In the sea of red that represents the 29% year-to-date plunge of the S&P 500 index as of this writing, packaged foods manufacturer General Mills (NYSE:GIS) has enjoyed coveted status: Shares have gained nearly 6% during the same period.
As a defensive, consumer-oriented stock that stands to benefit from a shift to at-home food consumption during the COVID-19 pandemic, General Mills' current appeal isn't hard to grasp. Earlier this month, I recommended it as a safe dividend stock to consider buying during the coronavirus outbreak.
In the company's fiscal third-quarter 2020 earnings report released Wednesday, management bumped up its full-year earnings guidance slightly. With so many companies in various industries suddenly worrying about their basic solvency, one would think investors would interpret this outlook boost as an extremely positive sign. Yet shares fell roughly 5% in mid-afternoon trade (though this percentage decline was roughly half of a nearly 10% drop in the overall market during the session).
Below, we'll briefly review the quarter's results and full-year outlook and discuss why General Mills stock failed to react to a promising report. Note that all comparative numbers below refer to the prior-year quarter.
General Mills: A bird's-eye view of the numbers
|Metric||Q3 2020||Q3 2019||Change|
|Revenue||$4.18 billion||$4.20 billion||(0.4%)|
|Net income||$463.9 million||$457.9 million||1.3%|
Highlights from the quarter
- Both reported and organic sales were flat as weakness in both North American retail and convenience channel sales was offset by strength in the pet segment. The company also reported a third-quarter headwind from the impact of COVID-19 on Haagen Dazs foodservice and retail outlet sales in Asia in February.
- The North American retail segment reported a 1% decline in revenue, to $2.5 billion.
- Pet segment sales jumped by 11% to $384 million, paced by double-digit growth in the Blue Buffalo subsidiary's two largest brands: "Life Protection Formula" and "Wilderness."

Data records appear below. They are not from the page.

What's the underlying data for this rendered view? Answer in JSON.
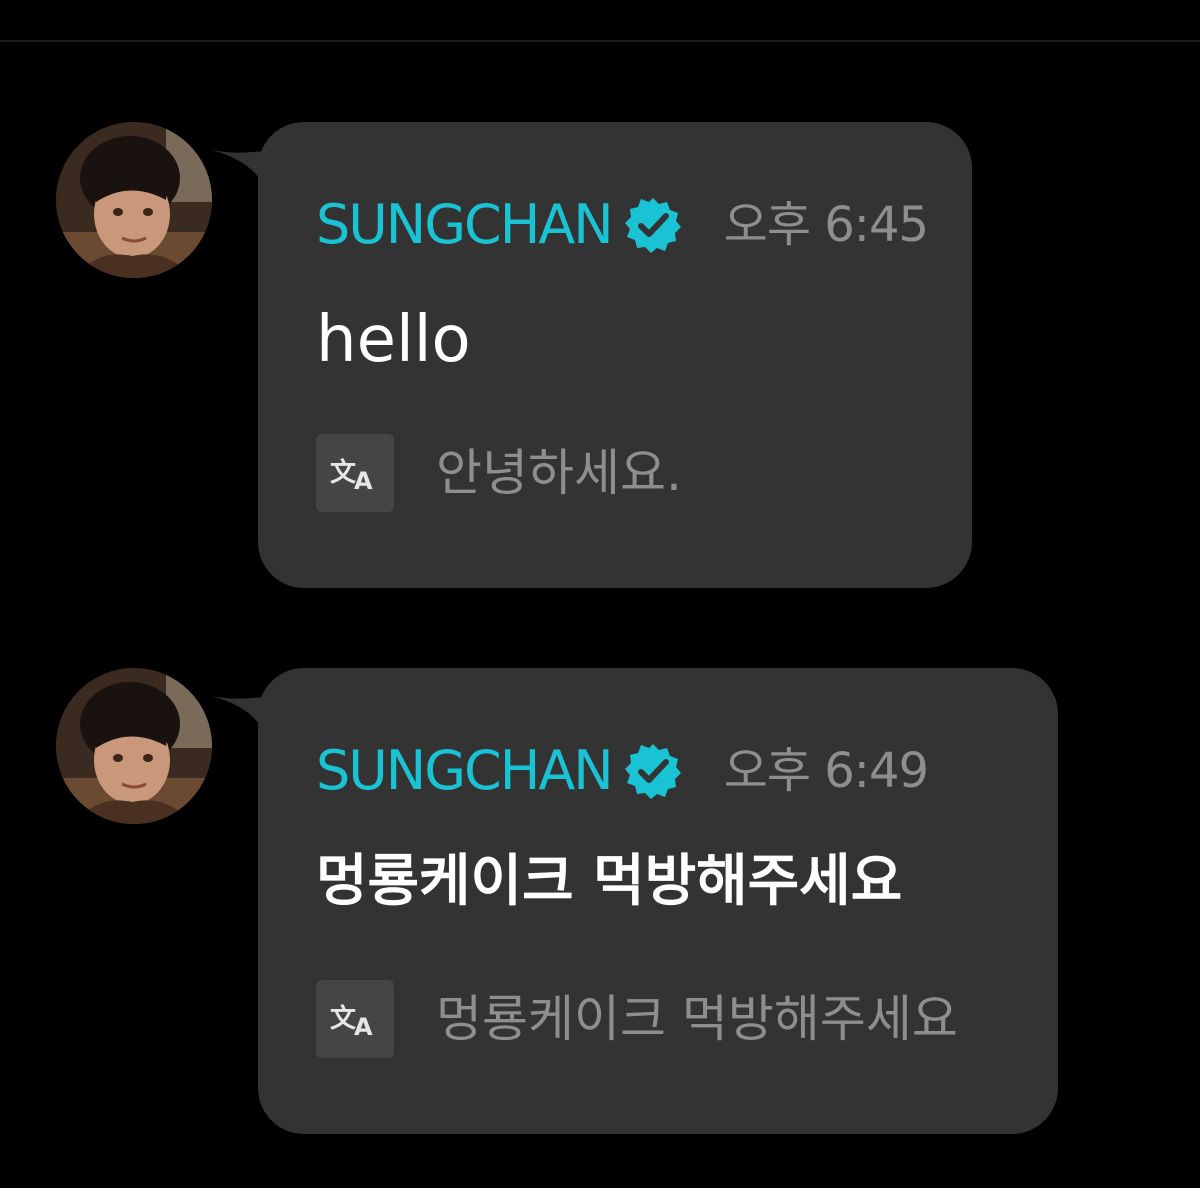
{
  "theme": {
    "background": "#000000",
    "bubble": "#333333",
    "author_color": "#19c3d4",
    "verified_color": "#19c3d4",
    "meta_color": "#8e8e8e",
    "text_color": "#ffffff",
    "translate_icon_bg": "#454545"
  },
  "messages": [
    {
      "author": "SUNGCHAN",
      "verified_icon": "verified-badge-icon",
      "time": "오후 6:45",
      "text": "hello",
      "translate_icon": "translate-icon",
      "translation": "안녕하세요."
    },
    {
      "author": "SUNGCHAN",
      "verified_icon": "verified-badge-icon",
      "time": "오후 6:49",
      "text": "멍룡케이크 먹방해주세요",
      "translate_icon": "translate-icon",
      "translation": "멍룡케이크 먹방해주세요"
    }
  ]
}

- The convenience and foodservice segment saw sales weaken by 2% to $465 million, as 1% growth in the "Focus 6" platform (which includes core products such as cereals, yogurt, and frozen goods) was absorbed by a decline in non-core products.
- Sales in Europe and Australia slipped 2% to $422 million, while the Latin America and Asia segment reported a 5% top-line drop to $408 million, due to the effects of foreign currency translation and prior-year divestitures.
- General Mills' gross margin fell 80 basis points to 33.9%, compressed by higher raw materials costs.
A positive outlook revision
General Mills left its full-year revenue outlook intact on Wednesday. The company still expects to generate an organic sales increase of between 1% and 2%. But it anticipates achieving 6% to 8% growth in adjusted diluted EPS, versus a prior expectation of 3% to 5% expansion. Management indicated that the revised profit expectation derives from success in its ongoing "Holistic Margin Management" productivity savings program, along with a slight decline in input costs and a continuation of cost discipline.
General Mill's statement on its outlook provides clarity on the lack of a top-line outlook adjustment and is worth reading in its entirety:
The impact of the recent COVID-19 virus outbreak on the company's full-year fiscal 2020 results is still uncertain. The company's current outlook incorporates increased orders from retail customers in North America and Europe subsequent to the end of the third quarter in response to increased consumer demand for food at home, as well as headwinds in Haagen-Dazs shops and other foodservice channels resulting from lower consumer traffic. The most significant element of uncertainty in the company's full-year outlook is the intensity and duration of increased demand for food at home across all its major markets. Additionally, the company's outlook assumes its supply chain continues to operate with minimal disruption for the remainder of fiscal 2020.
There's a bit of nuance to this statement. The consumer staples multinational will clearly benefit from an increased allocation of household budgets to groceries as more consumers stay homebound during the pandemic. But supply chains that transport General Mills' (and competitors') products to regional distribution centers, and the supply chains that then move products to retail grocery shelves, are under great strain at the moment.
Thus, General Mills may not be able to immediately realize a boost from increased consumer demand for its household refrigerator, pantry, and pet-friendly product lines. And management is cautious to note that a relatively quick end to the pandemic could sap these demand drivers.
Nonetheless, General Mills stock has proven to be one of the safer tickers to invest in during an unprecedented time in the market. And in the case of a prolonged recovery from the current state of affairs, the company may well issue a more vigorous outlook for fiscal 2021 next quarter. Today's earnings report may not have lifted the "GIS" symbol, but it did reinforce the rationale behind the stock's 35 percentage point outperformance against the S&P 500 since the first of January.